Mg(s)+2HCl(aq) =MgCl2(aq)+H2(g). i'm looking for the formula to get this going

Relevance

Check that equation is balanced. Fine.

1mol of Mg=1mol of H2

Number of moles of Mg=Mass/Molar mass

=8.45/24 =0.352mol

This is the same as the number of moles of H2, 0.352mol

At STP, 1mol=22.4L

0.352mol= 0.352x22.4=7.89L

• Calculate moles of Mg present in 8.45 g

8.45 g x 1 mol/24 g = 0.35 moles Mg

Write the balanced equation: Mg(s)+2HCl(aq) =MgCl2(aq)+H2(g)

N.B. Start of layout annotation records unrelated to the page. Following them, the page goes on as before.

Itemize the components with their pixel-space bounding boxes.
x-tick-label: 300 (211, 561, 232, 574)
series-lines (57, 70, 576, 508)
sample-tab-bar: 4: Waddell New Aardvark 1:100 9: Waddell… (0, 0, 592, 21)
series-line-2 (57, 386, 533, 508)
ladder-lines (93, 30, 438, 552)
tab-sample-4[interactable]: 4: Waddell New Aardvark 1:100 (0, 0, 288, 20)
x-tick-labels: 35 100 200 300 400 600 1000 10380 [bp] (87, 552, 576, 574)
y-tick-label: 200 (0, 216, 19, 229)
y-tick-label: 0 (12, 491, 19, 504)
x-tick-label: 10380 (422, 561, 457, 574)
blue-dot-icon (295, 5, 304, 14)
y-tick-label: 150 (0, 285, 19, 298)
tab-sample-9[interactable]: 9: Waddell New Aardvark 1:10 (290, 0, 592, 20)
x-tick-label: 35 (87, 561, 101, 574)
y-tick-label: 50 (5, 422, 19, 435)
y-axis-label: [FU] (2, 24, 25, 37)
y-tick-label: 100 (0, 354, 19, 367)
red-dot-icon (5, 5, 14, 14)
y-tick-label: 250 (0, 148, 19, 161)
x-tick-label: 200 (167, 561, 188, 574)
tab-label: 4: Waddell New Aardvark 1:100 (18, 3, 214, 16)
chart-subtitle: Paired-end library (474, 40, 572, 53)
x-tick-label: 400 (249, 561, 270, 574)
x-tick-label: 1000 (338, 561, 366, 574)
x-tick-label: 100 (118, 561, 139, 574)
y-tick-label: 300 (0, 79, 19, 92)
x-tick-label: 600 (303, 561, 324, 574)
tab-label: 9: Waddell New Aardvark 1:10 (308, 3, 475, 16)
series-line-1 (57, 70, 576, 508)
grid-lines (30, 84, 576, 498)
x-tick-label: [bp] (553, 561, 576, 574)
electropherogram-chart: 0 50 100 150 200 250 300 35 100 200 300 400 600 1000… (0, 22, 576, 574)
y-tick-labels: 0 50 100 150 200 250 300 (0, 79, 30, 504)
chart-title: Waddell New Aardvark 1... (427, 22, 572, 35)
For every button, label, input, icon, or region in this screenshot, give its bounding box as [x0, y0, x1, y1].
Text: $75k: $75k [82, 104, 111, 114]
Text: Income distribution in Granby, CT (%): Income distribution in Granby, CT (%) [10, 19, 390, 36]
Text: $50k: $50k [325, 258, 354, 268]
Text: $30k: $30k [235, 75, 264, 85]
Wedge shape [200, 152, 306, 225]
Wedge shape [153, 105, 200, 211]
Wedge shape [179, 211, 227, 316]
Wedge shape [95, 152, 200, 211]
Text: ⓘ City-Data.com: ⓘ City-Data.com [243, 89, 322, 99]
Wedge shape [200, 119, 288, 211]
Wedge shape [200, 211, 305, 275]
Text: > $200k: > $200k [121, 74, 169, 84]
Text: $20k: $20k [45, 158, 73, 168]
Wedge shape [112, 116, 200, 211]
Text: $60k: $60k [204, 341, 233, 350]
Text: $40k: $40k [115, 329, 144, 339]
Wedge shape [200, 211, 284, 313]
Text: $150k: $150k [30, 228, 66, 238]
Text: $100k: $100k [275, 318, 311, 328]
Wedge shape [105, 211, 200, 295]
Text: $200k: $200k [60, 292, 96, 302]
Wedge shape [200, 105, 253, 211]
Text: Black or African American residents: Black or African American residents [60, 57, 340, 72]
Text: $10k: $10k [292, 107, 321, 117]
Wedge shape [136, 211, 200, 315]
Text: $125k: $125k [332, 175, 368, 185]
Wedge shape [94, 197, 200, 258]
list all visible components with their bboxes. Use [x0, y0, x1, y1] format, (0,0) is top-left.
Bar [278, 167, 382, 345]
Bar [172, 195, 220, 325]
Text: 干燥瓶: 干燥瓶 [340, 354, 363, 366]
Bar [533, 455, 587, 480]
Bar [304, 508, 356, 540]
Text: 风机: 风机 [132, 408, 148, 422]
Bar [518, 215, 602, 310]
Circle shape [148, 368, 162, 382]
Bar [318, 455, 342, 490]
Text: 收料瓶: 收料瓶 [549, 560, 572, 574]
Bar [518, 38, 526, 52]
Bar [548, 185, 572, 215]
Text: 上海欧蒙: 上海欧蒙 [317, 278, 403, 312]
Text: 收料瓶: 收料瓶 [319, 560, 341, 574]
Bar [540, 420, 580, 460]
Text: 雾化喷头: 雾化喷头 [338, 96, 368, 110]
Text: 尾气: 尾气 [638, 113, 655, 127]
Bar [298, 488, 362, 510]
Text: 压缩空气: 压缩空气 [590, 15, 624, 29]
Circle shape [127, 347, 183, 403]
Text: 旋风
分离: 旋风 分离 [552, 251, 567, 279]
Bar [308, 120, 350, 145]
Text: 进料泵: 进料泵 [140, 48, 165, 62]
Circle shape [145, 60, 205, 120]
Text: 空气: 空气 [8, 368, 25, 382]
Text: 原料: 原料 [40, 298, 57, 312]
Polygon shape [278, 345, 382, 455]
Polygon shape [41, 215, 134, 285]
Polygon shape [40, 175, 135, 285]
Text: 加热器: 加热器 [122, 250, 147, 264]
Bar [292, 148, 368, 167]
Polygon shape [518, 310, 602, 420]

Notice that 1 mole Mg gives 1 mole H2 gas.

You have 0.35 moles Mg, so you will get 0.35 moles H2 gas

At STP 1 mole of gas = 22.4 liters, thus 0.35 moles = (0.35)(22.4) = 7.9 liters

• X=atomic mass of Mg. X gram of Mg release 2 gram of H2.therefore 8.45 gram of Mg release 2/X multiply with 8.45 .then we get gram of H2 released.then we should find mole .for that we should divide by 2(molecular mass of H2).then we should multiply with 22.4 .then we get litre of H2 released.